The hunt for clues about Van Gogh’s last days leads to Maine

block

 Peter Libbey of The NYT :
The 19th-century painter Edmund Walpole Brooke occupies a tiny, but durable place in art history. Not because of his own work, but because he offers a tantalising look into the tragic last days of Vincent van Gogh.
That the two shared something close to friendship during the weeks before van Gogh committed suicide in July 1890 was a noteworthy feat given van Gogh’s embrace of isolation during his stay in Auvers-sur-Oise, a village on the north-western outskirts of Paris.
But Brooke had grown up in Japan, a place that fascinated and inspired the Dutch painter. And so off they would go into the plein-air on painting excursions, their relationship chronicled in a few letters that have made Brooke an intriguing figure to a van Gogh scholar who is still struggling to understand what led him to put a bullet in his chest.
“He is a very enigmatic person,” Tsukasa Kodera, a curator and professor of art history at Osaka University in Japan, said of Brooke, who has become a focus of his research. “He might have received letters from van Gogh, he might have received drawings or paintings as a gift – they might have exchanged works.”

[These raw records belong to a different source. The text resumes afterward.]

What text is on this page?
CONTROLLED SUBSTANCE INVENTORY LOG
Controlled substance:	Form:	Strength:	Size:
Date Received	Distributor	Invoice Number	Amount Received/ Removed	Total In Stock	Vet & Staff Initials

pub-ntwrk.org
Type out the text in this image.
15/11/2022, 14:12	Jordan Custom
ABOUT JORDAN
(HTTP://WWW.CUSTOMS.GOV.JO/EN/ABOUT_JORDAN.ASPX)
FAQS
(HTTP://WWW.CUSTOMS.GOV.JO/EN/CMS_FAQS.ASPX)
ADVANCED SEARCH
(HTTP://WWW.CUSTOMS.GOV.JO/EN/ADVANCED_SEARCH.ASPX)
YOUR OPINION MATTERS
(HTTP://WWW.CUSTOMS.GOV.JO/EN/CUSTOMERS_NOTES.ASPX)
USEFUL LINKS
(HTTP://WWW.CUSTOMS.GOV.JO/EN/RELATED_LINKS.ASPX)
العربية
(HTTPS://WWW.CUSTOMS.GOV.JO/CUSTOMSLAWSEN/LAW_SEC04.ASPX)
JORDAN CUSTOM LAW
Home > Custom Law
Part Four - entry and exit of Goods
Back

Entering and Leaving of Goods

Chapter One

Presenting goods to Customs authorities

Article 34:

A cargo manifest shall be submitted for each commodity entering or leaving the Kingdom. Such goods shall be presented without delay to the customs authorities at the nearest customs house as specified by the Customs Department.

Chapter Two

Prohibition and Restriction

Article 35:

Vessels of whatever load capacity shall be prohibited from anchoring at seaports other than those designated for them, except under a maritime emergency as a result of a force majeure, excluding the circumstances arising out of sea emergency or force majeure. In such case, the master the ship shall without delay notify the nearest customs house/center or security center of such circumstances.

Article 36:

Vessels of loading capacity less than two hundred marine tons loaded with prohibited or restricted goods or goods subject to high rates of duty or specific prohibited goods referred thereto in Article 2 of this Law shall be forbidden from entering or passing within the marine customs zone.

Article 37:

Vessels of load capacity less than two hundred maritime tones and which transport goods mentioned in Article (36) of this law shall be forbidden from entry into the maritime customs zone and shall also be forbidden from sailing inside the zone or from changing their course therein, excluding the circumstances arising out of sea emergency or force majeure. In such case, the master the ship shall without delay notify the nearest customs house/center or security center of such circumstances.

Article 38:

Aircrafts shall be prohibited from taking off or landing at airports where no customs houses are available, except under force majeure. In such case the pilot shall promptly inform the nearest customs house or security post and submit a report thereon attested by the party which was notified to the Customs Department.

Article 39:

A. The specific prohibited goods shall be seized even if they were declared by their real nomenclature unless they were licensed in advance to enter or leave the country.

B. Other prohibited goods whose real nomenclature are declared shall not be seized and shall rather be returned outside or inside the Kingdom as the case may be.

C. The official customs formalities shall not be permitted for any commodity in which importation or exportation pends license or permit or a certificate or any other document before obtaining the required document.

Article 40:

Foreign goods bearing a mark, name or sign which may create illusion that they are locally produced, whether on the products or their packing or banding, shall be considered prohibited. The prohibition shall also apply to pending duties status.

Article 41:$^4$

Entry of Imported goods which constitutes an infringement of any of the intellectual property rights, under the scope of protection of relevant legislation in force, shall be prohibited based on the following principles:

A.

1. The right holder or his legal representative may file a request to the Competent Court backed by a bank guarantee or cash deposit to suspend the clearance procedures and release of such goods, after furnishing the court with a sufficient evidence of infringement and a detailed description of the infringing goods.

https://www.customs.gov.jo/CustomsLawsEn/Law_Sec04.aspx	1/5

Kodera has spent the better part of a decade, with limited success, hunting for information about Brooke. He has visited his gravesite in Japan and found records to establish that Brooke’s work was included in exhibitions during his lifetime at the Royal Academy of Arts in London and at the 1891 Paris Salon, and was the subject of at least two solo shows in Japan.
But finding a painting by Brooke has stymied Kodera, at least until now, perhaps. In April, Katherine Mathews, a thrift store enthusiast, happened upon a watercolour with the signature E.W. Brooke while rummaging through Warehouse 839, a shop in Saco, Maine, that specializes in everything from estate furniture to odds and ends.